Using one or more TidyVerse packages, and any dataset from fivethirtyeight.com or Kaggle, create a programming sample “vignette” that demonstrates how to use one or more of the capabilities of the selected TidyVerse package with your selected dataset. (25 points)

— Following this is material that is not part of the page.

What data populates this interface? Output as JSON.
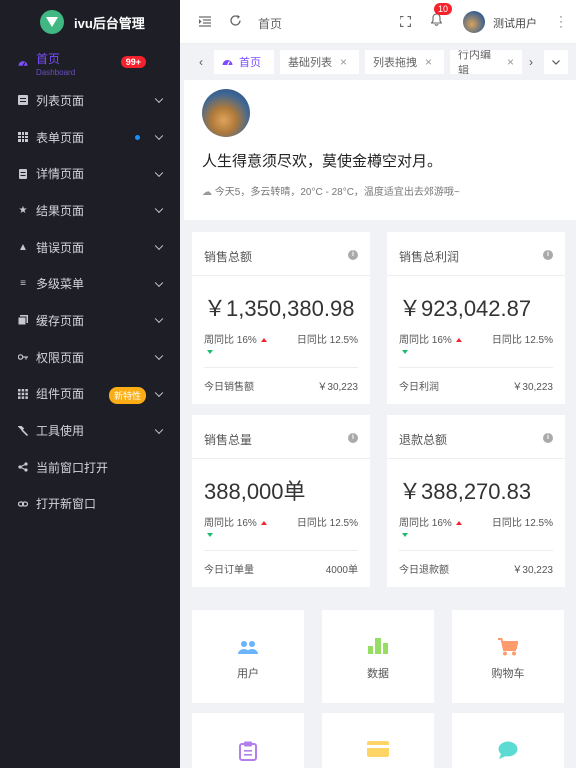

The ‘tidyverse’ is a set of packages that work in harmony because they share common data representations and ‘API’ design. This package is designed to make it easy to install and load multiple ‘tidyverse’ packages in a single step. Learn more about the ‘tidyverse’ at https://tidyverse.org.
Library(tidyverse) will load the core tidyverse packages:
- ggplot2, for data visualisation.
- dplyr, for data manipulation.
- tidyr, for data tidying.
- readr, for data import.
- purrr, for functional programming.
- tibble, for tibbles, a modern re-imagining of data frames.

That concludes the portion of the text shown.